Om de client te beheren gebruik je de BOINC Manager. Voor deze GUI-applicatie is er een apart pakket: boinc-manager. Na installatie vind je de Manager bij KDE in het startmenu onder Applications -> System. Op Mint ga je naar Menu -> Administration. Wacht nog even met het opstarten van de manager om wat voorbereidingen te treffen.
Bij een distributie als Fedora draait de client namelijk nog niet. Als je dan meteen met de manager aan de slag gaat, start die automatisch een client onder jouw user id op. Als gevolg daarvan draait de code van projecten onder jouw gebruikersnaam en komen allerlei directories en bestanden in je home directory terecht. Dat vervuilt niet alleen je eigen werkplek, maar ook vanuit veiligheidsoogpunt is het beter om de code onder een apart user id te draaien.

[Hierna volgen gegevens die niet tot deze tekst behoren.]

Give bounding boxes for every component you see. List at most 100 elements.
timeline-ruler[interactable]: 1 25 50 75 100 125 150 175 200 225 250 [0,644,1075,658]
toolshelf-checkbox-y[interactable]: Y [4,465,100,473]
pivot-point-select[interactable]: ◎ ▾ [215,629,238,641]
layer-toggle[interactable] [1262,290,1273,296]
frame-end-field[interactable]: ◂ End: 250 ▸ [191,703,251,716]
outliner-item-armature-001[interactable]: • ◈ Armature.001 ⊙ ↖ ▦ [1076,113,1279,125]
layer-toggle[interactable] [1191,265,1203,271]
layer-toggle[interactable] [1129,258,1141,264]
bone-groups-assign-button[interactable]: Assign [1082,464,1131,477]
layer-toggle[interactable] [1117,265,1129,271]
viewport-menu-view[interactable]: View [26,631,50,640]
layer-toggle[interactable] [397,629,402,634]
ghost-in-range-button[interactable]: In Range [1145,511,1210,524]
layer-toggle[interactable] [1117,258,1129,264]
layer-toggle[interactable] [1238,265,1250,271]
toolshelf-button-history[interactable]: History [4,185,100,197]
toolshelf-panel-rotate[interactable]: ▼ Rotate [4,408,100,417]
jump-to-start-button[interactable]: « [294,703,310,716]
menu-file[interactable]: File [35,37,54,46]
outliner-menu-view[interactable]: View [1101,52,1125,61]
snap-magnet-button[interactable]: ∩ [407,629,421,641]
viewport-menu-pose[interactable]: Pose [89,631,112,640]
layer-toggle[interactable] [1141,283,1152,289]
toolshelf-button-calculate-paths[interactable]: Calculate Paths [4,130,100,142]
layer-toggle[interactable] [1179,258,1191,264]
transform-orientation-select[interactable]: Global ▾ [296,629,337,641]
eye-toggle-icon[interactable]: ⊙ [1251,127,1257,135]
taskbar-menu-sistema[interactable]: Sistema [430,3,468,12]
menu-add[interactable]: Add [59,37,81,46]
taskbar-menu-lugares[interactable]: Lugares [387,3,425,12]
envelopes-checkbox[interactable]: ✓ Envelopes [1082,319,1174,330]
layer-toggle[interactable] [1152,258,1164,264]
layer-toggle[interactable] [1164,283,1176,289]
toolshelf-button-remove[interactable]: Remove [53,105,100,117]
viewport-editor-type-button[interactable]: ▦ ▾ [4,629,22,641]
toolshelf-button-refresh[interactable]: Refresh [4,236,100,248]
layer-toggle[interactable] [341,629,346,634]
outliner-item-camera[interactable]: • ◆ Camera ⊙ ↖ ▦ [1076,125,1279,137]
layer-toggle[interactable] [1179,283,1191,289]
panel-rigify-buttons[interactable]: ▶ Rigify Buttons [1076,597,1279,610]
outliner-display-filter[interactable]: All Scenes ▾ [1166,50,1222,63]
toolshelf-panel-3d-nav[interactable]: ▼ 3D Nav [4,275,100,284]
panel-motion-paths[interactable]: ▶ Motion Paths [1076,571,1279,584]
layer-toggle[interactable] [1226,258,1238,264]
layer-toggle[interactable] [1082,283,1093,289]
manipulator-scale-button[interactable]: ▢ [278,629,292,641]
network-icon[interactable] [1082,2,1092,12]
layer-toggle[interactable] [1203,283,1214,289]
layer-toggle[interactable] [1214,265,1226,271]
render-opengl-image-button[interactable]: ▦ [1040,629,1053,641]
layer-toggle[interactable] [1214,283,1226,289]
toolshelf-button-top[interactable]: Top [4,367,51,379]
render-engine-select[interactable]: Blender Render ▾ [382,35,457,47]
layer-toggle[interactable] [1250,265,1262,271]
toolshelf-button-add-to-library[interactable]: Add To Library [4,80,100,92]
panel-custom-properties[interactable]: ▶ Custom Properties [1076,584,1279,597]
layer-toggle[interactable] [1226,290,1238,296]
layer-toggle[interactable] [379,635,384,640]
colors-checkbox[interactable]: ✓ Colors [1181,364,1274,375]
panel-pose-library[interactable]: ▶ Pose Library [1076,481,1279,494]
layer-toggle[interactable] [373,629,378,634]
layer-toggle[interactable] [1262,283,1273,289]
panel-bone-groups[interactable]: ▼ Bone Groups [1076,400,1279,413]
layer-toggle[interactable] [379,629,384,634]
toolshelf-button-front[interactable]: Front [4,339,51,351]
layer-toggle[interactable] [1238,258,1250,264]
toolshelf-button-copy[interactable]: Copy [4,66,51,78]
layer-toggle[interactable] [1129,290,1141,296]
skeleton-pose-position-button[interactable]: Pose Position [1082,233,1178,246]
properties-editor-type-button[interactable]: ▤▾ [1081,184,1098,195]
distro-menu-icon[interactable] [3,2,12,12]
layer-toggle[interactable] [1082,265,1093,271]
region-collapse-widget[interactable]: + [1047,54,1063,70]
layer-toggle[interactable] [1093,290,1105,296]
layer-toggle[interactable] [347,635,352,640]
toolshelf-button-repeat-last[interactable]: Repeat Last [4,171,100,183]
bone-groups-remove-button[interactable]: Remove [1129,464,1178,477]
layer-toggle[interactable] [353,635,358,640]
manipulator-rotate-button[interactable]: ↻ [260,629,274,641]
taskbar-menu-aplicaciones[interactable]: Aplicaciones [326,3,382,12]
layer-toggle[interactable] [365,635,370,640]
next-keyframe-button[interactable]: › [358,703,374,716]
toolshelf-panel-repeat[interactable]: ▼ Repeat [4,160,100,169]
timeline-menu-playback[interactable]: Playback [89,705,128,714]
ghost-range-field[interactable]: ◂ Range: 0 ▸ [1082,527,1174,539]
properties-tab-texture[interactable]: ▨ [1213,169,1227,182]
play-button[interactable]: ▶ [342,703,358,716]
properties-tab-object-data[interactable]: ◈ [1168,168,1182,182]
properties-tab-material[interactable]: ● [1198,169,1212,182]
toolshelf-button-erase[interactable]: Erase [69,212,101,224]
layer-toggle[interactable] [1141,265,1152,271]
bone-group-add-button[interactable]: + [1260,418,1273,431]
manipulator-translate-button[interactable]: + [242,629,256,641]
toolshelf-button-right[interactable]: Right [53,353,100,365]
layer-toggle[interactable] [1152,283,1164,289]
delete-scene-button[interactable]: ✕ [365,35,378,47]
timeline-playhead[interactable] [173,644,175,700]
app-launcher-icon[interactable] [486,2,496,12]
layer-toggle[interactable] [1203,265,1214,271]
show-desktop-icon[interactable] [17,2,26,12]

Ga eerst na of de client al draait:
sudo systemctl status boinc-client
Als die nog niet actief is, dan start je hem op met:
sudo systemctl start boinc-client
Om de client voortaan automatisch te starten bij iedere boot van je computer doe je het volgende:
sudo systemctl enable boinc-client
Het pakket boinc-client heeft al een speciale gebruiker en groep boinc aangemaakt. De zojuist opgestarte client draait onder dit user id. Voeg jezelf toe aan deze groep:
sudo usermod -a -G boinc <je_gebruikersnaam>
Het groepslidmaatschap is niet meteen actief. Log daarom uit en meteen weer in.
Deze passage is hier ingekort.